Included in this area of space are "shadow realms" that the Krill say should be avoided, because of the "demons" that exist within them. Because the Krill base this, like everything, in their religious fanaticism, Christie and Mercer are skeptical of the warning, and think exploration of this area of space is still important.
From there ... ah, hell, let's just do it as bullet points expanded from the notes I took. This frankly doesn't deserve an organized argument.
- Kelly and Claire again having thoughtful discussions about Claire's personal issues makes for a good matchup. The two of them as drinking buddies is even better.
- The Kalaar Expanse is what the Krill say is a "domain of evil" where demons dwell. The Krill offer a prayer to the Orville crew when they learn they intend to pass through it. It's a prayer for those who are about to die. This can't be a good sign. Maybe Mercer should heed the warning like Admiral Halsey recommends: "If this were a horror movie, I would say don't go into the house."
- Mercer's big speech about exploring this new horizon ends with: "May the Force be with you." No word yet if Star Trek exists in Earth's pop culture past of The Orville, in which case the saying should of course be "boldly go."
- Admiral Christie asks the robot for advice, since word is he had a relationship with Claire. Christie cuts Isaac off when he gets to the part about favorite sexual positions, as well Christie should. Dear lord. My internal Christie monologue: IF I WERE THE MAN I WAS FIVE YEARS AGO, I'D TAKE A FLAMETHROWER TO THIS PLACE!
- Anne Winters, who plays Ensign Burke is ... not great.
- The Kalaar Expanse is a starless void, like the void in Voyager's "Night." Malloy says, "Entering haunted house." Way to hang a lampshade on it, writers!
- The crew visits a mysterious space station made up of bio-tech. The admiral sees the bottom half of a glowing white pumpkin open up and it sprays him with something invisible. Later he has a violent seizure that seriously effs up his face.
- Yes! They actually said "rewriting his DNA"! (Take a shot!) He's turning into a grotesque, bug-eyed alien creature!
- Yes! Just what the doctor ordered! A Fun With DNA™ mash-up of TNG's "Genesis" and "Identity Crisis," brought to us by none other than the one and only Brannon Braga!
- Claire needs more information to possibly treat Christie.
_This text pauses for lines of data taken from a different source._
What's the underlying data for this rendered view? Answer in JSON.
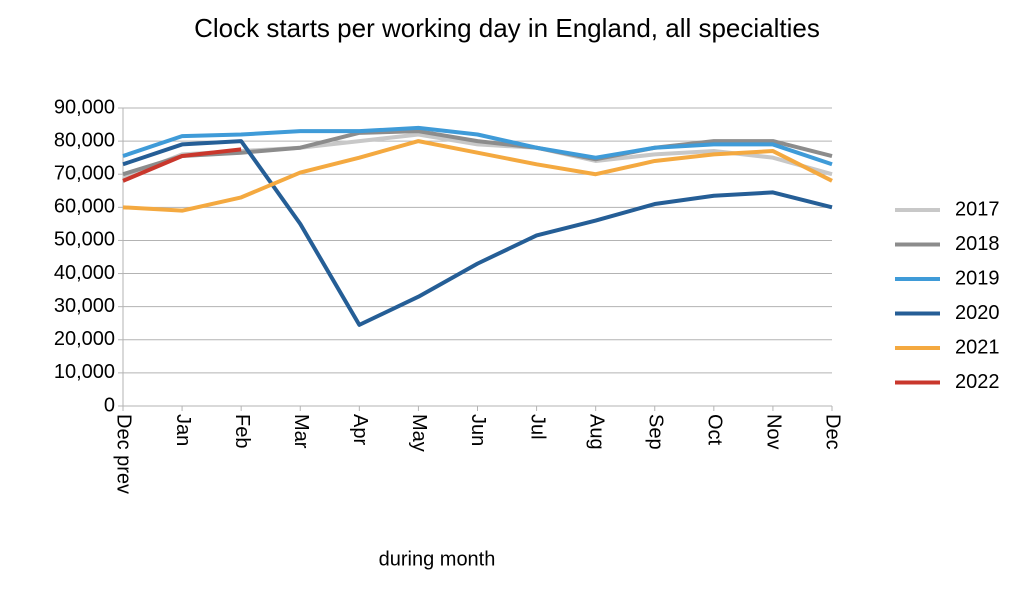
{
  "chart_data": {
    "type": "line",
    "title": "Clock starts per working day in England, all specialties",
    "x_label": "during  month",
    "categories": [
      "Dec prev",
      "Jan",
      "Feb",
      "Mar",
      "Apr",
      "May",
      "Jun",
      "Jul",
      "Aug",
      "Sep",
      "Oct",
      "Nov",
      "Dec"
    ],
    "series": [
      {
        "name": "2017",
        "color": "#c8c8c8",
        "values": [
          69000,
          76000,
          77000,
          78000,
          80000,
          82000,
          79000,
          78000,
          74000,
          76000,
          77000,
          75000,
          70000
        ]
      },
      {
        "name": "2018",
        "color": "#8c8c8c",
        "values": [
          70000,
          75500,
          76500,
          78000,
          82500,
          83000,
          80000,
          78000,
          74500,
          78000,
          80000,
          80000,
          75500
        ]
      },
      {
        "name": "2019",
        "color": "#3f9bd8",
        "values": [
          75500,
          81500,
          82000,
          83000,
          83000,
          84000,
          82000,
          78000,
          75000,
          78000,
          79000,
          79000,
          73000
        ]
      },
      {
        "name": "2020",
        "color": "#255e96",
        "values": [
          73000,
          79000,
          80000,
          55000,
          24500,
          33000,
          43000,
          51500,
          56000,
          61000,
          63500,
          64500,
          60000
        ]
      },
      {
        "name": "2021",
        "color": "#f4a940",
        "values": [
          60000,
          59000,
          63000,
          70500,
          75000,
          80000,
          76500,
          73000,
          70000,
          74000,
          76000,
          77000,
          68000
        ]
      },
      {
        "name": "2022",
        "color": "#c9372c",
        "values": [
          68000,
          75500,
          77500,
          null,
          null,
          null,
          null,
          null,
          null,
          null,
          null,
          null,
          null
        ]
      }
    ],
    "ylim": [
      0,
      90000
    ],
    "yticks": [
      0,
      {
        "value": 10000,
        "label": "10,000"
      },
      {
        "value": 20000,
        "label": "20,000"
      },
      {
        "value": 30000,
        "label": "30,000"
      },
      {
        "value": 40000,
        "label": "40,000"
      },
      {
        "value": 50000,
        "label": "50,000"
      },
      {
        "value": 60000,
        "label": "60,000"
      },
      {
        "value": 70000,
        "label": "70,000"
      },
      {
        "value": 80000,
        "label": "80,000"
      },
      {
        "value": 90000,
        "label": "90,000"
      }
    ],
    "grid": true,
    "legend": "right"
  }
}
So let's go back over to the space station rather than getting the hell out of here right now! Great idea! This time we'll go in space suits, like we should've the first time!
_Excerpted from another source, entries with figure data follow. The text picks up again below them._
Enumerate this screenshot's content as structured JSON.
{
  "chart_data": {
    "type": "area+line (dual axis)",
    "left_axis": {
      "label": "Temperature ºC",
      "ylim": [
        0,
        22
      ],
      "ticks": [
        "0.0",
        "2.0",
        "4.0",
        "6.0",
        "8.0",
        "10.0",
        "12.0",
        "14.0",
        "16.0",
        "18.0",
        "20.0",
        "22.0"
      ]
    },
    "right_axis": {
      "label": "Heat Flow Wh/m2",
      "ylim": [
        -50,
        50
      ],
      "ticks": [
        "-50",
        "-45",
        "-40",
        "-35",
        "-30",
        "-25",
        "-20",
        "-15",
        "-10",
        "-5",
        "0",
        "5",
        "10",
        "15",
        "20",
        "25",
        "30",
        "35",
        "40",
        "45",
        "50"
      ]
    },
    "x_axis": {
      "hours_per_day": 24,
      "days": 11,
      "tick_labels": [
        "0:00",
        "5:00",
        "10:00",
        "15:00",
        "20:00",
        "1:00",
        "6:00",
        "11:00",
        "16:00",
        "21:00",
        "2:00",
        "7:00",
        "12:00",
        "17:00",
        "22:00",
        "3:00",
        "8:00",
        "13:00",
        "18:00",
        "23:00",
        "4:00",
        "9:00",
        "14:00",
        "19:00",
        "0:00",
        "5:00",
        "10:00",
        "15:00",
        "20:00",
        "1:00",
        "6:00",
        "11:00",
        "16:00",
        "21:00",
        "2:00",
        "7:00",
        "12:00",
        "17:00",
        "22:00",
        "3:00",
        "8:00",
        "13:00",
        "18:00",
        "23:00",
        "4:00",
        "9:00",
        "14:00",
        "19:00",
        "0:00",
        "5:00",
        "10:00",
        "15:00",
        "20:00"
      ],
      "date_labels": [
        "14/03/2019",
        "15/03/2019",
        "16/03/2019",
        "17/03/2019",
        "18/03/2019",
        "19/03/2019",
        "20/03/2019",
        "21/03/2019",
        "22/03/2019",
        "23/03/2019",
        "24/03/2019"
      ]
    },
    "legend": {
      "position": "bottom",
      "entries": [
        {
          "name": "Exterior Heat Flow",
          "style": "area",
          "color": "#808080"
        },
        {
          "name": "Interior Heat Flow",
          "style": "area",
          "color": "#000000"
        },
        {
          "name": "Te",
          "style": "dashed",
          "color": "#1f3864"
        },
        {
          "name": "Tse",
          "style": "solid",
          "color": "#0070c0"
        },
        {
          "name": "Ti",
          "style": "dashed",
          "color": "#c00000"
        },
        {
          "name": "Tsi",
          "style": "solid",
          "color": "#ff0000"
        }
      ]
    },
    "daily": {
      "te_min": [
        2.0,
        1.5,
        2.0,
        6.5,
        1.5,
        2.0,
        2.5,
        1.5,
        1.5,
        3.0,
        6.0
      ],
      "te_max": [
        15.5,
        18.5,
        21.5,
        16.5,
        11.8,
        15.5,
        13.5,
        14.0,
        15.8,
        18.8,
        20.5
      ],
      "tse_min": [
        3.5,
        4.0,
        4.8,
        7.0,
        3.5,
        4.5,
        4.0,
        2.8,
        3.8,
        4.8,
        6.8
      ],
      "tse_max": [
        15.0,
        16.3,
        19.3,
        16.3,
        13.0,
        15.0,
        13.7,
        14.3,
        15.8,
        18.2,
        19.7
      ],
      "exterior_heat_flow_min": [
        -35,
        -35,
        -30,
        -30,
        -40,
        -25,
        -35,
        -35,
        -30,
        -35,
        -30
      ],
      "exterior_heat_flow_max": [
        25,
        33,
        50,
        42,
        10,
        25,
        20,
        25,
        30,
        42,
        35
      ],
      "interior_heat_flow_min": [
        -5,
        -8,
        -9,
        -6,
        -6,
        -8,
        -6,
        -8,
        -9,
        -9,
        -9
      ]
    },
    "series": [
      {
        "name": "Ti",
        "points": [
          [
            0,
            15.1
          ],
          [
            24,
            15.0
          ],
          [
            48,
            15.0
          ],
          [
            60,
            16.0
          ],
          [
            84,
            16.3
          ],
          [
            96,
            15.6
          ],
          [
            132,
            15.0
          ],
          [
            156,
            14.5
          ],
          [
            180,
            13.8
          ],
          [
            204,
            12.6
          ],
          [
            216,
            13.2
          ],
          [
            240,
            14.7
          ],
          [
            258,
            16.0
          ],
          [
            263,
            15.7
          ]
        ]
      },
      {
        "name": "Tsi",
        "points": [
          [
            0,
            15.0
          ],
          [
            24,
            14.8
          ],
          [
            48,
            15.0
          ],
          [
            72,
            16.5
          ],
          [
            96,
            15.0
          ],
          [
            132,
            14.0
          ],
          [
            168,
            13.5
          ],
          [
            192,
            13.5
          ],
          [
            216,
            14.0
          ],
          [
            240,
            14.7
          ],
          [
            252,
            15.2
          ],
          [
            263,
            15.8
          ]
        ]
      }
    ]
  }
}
- The bug-eyed Christie escapes sickbay and then uses his admiral cheat codes to shut down the whole ship. Now it's dark! A true haunted house, just like Malloy said! Jump scares! Lots of walking around with flashlights! "The Haunting of Deck Twelve"! Low-rent Alien!
- Poor Lt. Woodson. Sprayed in the face with alien goo and transformed because he's ... set up as the guy to have that happen to him.
- Why is everyone, for the longest time, walking around the ship unarmed?
- The episode remembers that Talla is a super-strong Xeleyan just in time to have some really bad CGI fights with the aliens that she tosses around like rag dolls. As action goes, this is high-def Andromeda-level good.
- John Debney's score here at times sounds like old-school ‘80s/'90s Alan Silvestri. Other times, like Dennis McCarthy and Jay Chattaway from TNG.
- The vessel from the "mating call" distress signal arrives, but it ends up being almost completely irrelevant to the story.
- Bortus, on the sniffles: "I am prepared." Best line of the episode. You can't lose when you crib Worf's deadpan.
- Claire has a personal heart-to-heart with Paul the bug-eyed alien. Paul: "We. Go. Not. Forever." Then he crawls into the rafters. Did they leave the ship? We don't see them leave or go to the mysterious alien ship. It's a weird non-ending with that vessel just sitting out there, which we never see leave or anything. The idea that these aliens might be revisited feels like one of those promises for a sequel that will never happen, like TNG's "Conspiracy." In this case, I definitely hope it doesn't happen.
- Poor Claire. Put through the wringer yet again in having to watch her ex-husband get transformed into a bug-eyed monster bent on transforming all of us into them. The world ain't fair. But it ends with Claire agreeing to sit down with Isaac again, so I guess this will drive them back together. Sigh.
- 65 minutes is too long for an episode like this. It needs to be lean and mean, not long and bloated. Or better yet, a completely different episode altogether.